Boer Meine D, Melkonian Chrats, Zafeiropoulos Haris, Haas Andreas F, Garza Daniel R, Dutilh Bas E
Theoretical Biology and Bioinformatics, Utrecht University, 3584 CH Utrecht, the Netherlands.
Department Marine Microbiology and Biogeochemistry, NIOZ Royal Netherlands Institute for Sea Research, PO Box 59, Den Burg 1790 AB, Texel, The Netherlands.
iScience. 2024 Nov 7;27(12):111349. doi: 10.1016/j.isci.2024.111349. eCollection 2024 Dec 20.

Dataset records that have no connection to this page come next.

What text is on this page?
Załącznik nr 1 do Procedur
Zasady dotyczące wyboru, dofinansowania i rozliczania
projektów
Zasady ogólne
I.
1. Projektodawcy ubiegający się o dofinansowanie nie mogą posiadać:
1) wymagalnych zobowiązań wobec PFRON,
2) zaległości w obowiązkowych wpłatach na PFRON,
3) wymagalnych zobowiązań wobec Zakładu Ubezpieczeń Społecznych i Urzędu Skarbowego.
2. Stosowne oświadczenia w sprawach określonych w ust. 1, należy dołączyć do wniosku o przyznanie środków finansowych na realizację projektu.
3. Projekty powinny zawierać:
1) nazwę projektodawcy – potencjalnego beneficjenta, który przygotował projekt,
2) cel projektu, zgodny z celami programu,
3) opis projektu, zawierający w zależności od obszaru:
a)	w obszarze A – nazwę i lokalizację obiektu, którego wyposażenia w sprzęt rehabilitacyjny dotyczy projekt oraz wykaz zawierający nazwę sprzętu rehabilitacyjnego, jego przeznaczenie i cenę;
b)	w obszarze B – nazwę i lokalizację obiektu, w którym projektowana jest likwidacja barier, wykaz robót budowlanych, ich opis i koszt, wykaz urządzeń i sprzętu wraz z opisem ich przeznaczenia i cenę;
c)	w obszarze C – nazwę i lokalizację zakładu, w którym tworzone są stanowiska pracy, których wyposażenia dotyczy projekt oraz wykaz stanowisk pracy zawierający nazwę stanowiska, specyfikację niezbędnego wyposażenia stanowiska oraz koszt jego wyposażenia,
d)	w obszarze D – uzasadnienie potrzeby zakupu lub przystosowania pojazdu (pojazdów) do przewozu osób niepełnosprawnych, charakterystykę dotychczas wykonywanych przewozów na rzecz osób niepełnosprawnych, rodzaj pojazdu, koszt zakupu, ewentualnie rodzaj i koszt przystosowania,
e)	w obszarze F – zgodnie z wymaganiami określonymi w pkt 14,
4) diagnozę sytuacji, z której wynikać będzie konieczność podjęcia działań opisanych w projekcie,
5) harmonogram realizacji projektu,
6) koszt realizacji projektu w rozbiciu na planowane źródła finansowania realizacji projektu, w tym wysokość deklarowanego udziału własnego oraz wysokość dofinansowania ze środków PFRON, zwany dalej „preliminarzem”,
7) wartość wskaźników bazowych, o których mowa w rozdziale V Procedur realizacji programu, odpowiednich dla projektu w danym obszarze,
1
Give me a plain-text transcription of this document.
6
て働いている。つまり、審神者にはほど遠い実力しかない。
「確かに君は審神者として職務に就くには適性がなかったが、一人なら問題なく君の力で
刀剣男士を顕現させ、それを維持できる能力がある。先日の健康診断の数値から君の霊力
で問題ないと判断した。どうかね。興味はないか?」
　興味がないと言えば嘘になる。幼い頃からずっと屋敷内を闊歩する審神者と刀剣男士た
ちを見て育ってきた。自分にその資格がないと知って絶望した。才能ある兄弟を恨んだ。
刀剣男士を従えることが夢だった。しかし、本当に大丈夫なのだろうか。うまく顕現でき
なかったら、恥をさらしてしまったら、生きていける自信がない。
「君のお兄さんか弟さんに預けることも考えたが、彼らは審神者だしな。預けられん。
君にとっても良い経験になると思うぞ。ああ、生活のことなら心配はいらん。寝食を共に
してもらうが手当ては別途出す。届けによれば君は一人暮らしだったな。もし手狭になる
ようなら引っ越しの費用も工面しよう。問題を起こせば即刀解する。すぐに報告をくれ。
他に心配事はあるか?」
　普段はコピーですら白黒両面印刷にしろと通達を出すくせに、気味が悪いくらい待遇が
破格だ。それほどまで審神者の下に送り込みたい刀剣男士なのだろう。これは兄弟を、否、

Deciphering microbial metabolism is essential for understanding ecosystem functions. Genome-scale metabolic models (GSMMs) predict metabolic traits from genomic data, but constructing GSMMs for uncultured bacteria is challenging due to incomplete metagenome-assembled genomes, resulting in many gaps. We introduce the deep neural network guided imputation of reactomes (DNNGIOR), which uses AI to improve gap-filling by learning from the presence and absence of metabolic reactions across diverse bacterial genomes. Key factors for prediction accuracy are: (1) reaction frequency across all bacteria and (2) phylogenetic distance of the query to the training genomes. DNNGIOR predictions achieve an average F1 score of 0.85 for reactions present in over 30% of training genomes. DNNGIOR guided gap-filling was 14 times more accurate for draft reconstructions and 2-9 times for curated models than unweighted gap-filling.
解读微生物代谢对于理解生态系统功能至关重要。基因组规模代谢模型(GSMMs)可根据基因组数据预测代谢特征,但由于宏基因组组装基因组不完整,为未培养细菌构建GSMMs具有挑战性,会导致许多缺口。我们引入了反应组的深度神经网络引导插补(DNNGIOR),它通过从不同细菌基因组中代谢反应的存在与否进行学习,利用人工智能改进缺口填充。预测准确性的关键因素是:(1)所有细菌中的反应频率,以及(2)查询序列与训练基因组的系统发育距离。对于存在于超过30%训练基因组中的反应,DNNGIOR预测的平均F1分数达到0.85。与未加权缺口填充相比,DNNGIOR引导的缺口填充对于草图重建的准确性高14倍,对于经过整理的模型高2至9倍。